Si la chute de Bachar el Assad n’est qu’un épisode de plus dans une cruelle guerre relancée, qui est encore très loin de son terme, les commentaires occidentaux et notamment français montrent une effarante méconnaissance de la géopolitique, et aussi du Moyen-Orient. Il y a toutes les chances que nous nous en mordions bientôt les doigts.
La rapide attaque du groupe djihadiste syrien Hayat Tahrir al-Sham (HTS), menée avec audace depuis Idlib sur Alep, jusqu’à la prise de Damas et la chute du régime de Bachar el Assad en quelques jours, a plusieurs causes :
- une opportunité, attendue et préparée de longue date, offerte par plusieurs facteurs qui aujourd’hui se conjuguent :
- l’affaiblissement, momentané ou non, de « l’arc chiite » composé par l’Iran d’un côté et le Hezbollah libanais de l’autre, tous deux très engagés dans le théâtre principal de leur guerre contre Israël
- l’absence et/ou le désintérêt possible de la Russie, occupée elle aussi, prioritairement, par la fin de son opération en Ukraine,
- une perte de légitimité de Bachar vis-à-vis de son propre peuple
- une ambition, celle de la Turquie, qui rêve de reconstituer progressivement son ancien empire ottoman
- une nécessité, celle d’Israël, de desserrer la « mâchoire » imposée par l’Iran, celle du quadruple conflit incluant le Hamas, le Hezbollah, le Yemen et l’Iran lui-même
- enfin une stratégie, celle de l’Etat profond démocrate américain, qui cherche, dans cette période qui précède de peu l’arrivée de Trump au pouvoir, à allumer tous les brasiers possibles partout sur la planète, de façon à lui « savonner la planche » et à rendre l’oeuvre de pacification à laquelle il s’est engagé la plus difficile et la plus problématique possible.
Bachar n’était pas un enfant de choeur certainement, mais sans doute pas non plus le pire des « dictateurs sanguinaires » que nos médias et intellectuels aimaient tant dénoncer, alors même que nos propres régimes condamnent les peuples, par leurs décisions ou leurs silences, à des millions de morts.

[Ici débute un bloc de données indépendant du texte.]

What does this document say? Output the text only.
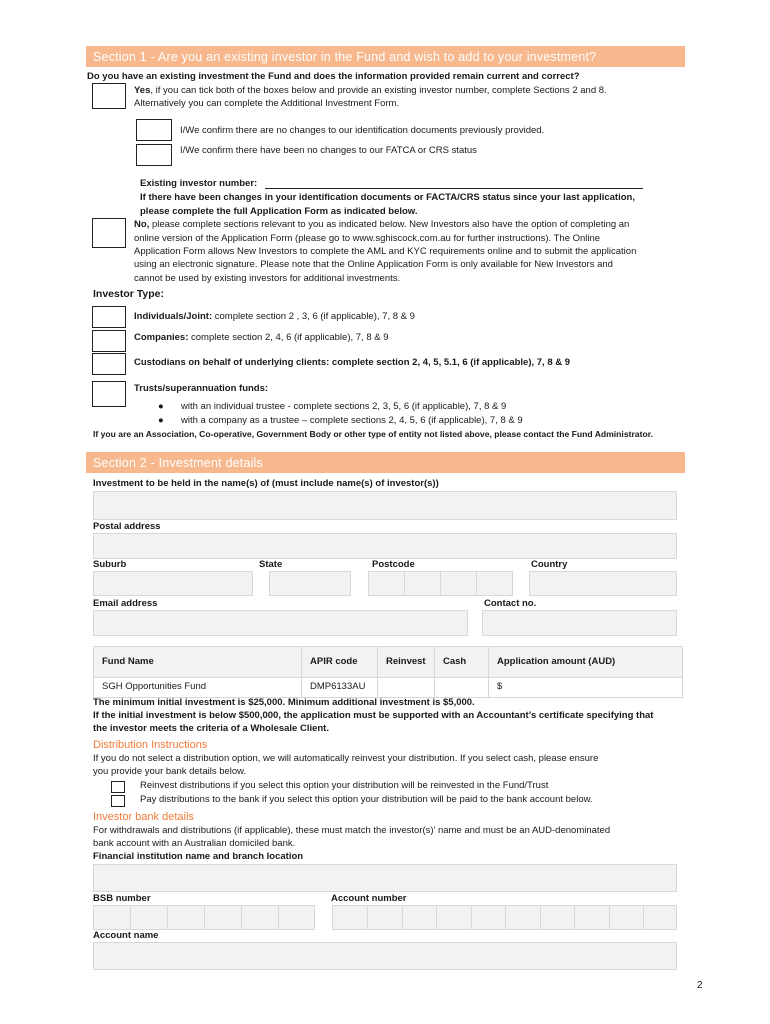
Section 1 - Are you an existing investor in the Fund and wish to add to your investment?
Do you have an existing investment the Fund and does the information provided remain current and correct?
Yes, if you can tick both of the boxes below and provide an existing investor number, complete Sections 2 and 8.
Alternatively you can complete the Additional Investment Form.
I/We confirm there are no changes to our identification documents previously provided.
I/We confirm there have been no changes to our FATCA or CRS status
Existing investor number:
If there have been changes in your identification documents or FACTA/CRS status since your last application,
please complete the full Application Form as indicated below.
No, please complete sections relevant to you as indicated below. New Investors also have the option of completing an
online version of the Application Form (please go to www.sghiscock.com.au for further instructions). The Online
Application Form allows New Investors to complete the AML and KYC requirements online and to submit the application
using an electronic signature. Please note that the Online Application Form is only available for New Investors and
cannot be used by existing investors for additional investments.
Investor Type:
Individuals/Joint: complete section 2 , 3, 6 (if applicable), 7, 8 & 9
Companies: complete section 2, 4, 6 (if applicable), 7, 8 & 9
Custodians on behalf of underlying clients: complete section 2, 4, 5, 5.1, 6 (if applicable), 7, 8 & 9
Trusts/superannuation funds:
● with an individual trustee - complete sections 2, 3, 5, 6 (if applicable), 7, 8 & 9
● with a company as a trustee – complete sections 2, 4, 5, 6 (if applicable), 7, 8 & 9
If you are an Association, Co-operative, Government Body or other type of entity not listed above, please contact the Fund Administrator.
Section 2 - Investment details
Investment to be held in the name(s) of (must include name(s) of investor(s))
Postal address
Suburb	State	Postcode	Country
Email address	Contact no.
Fund Name	APIR code	Reinvest	Cash	Application amount (AUD)
SGH Opportunities Fund	DMP6133AU			$
The minimum initial investment is $25,000. Minimum additional investment is $5,000.
If the initial investment is below $500,000, the application must be supported with an Accountant’s certificate specifying that
the investor meets the criteria of a Wholesale Client.
Distribution Instructions
If you do not select a distribution option, we will automatically reinvest your distribution. If you select cash, please ensure
you provide your bank details below.
Reinvest distributions if you select this option your distribution will be reinvested in the Fund/Trust
Pay distributions to the bank if you select this option your distribution will be paid to the bank account below.
Investor bank details
For withdrawals and distributions (if applicable), these must match the investor(s)’ name and must be an AUD-denominated
bank account with an Australian domiciled bank.
Financial institution name and branch location
BSB number	Account number
Account name
2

Il avait su résister, en 2011, aux affreuses révolutions fomentées par Obama, si poétiquement nommées « printemps arabes ». Avec l’aide décisive des Russes, des Pasdarans iraniens et du Hezbollah, il avait pu sauver son régime alaouite. Mais sans doute n’a-t-il pas, ensuite, fait suffisamment œuvre de fermeté pour reconstruire son pays. Bien que très peu islamiste, religieusement très modéré et respectueux des minorités chrétiennes en particulier (10% de la population), il n’avait cessé, après la guerre, de subir malgré tout l’opprobre de l’occident, et en particulier celui de la France. Celle-ci suivait en cela, comme un caniche, une obsession américaine : chasser les russes de la Méditerranée orientale, en leur faisant perdre leurs bases aériennes et navales stratégiques de Lattaquié et de Tartous. Car c’est là tout le fond de l’affaire, depuis le début.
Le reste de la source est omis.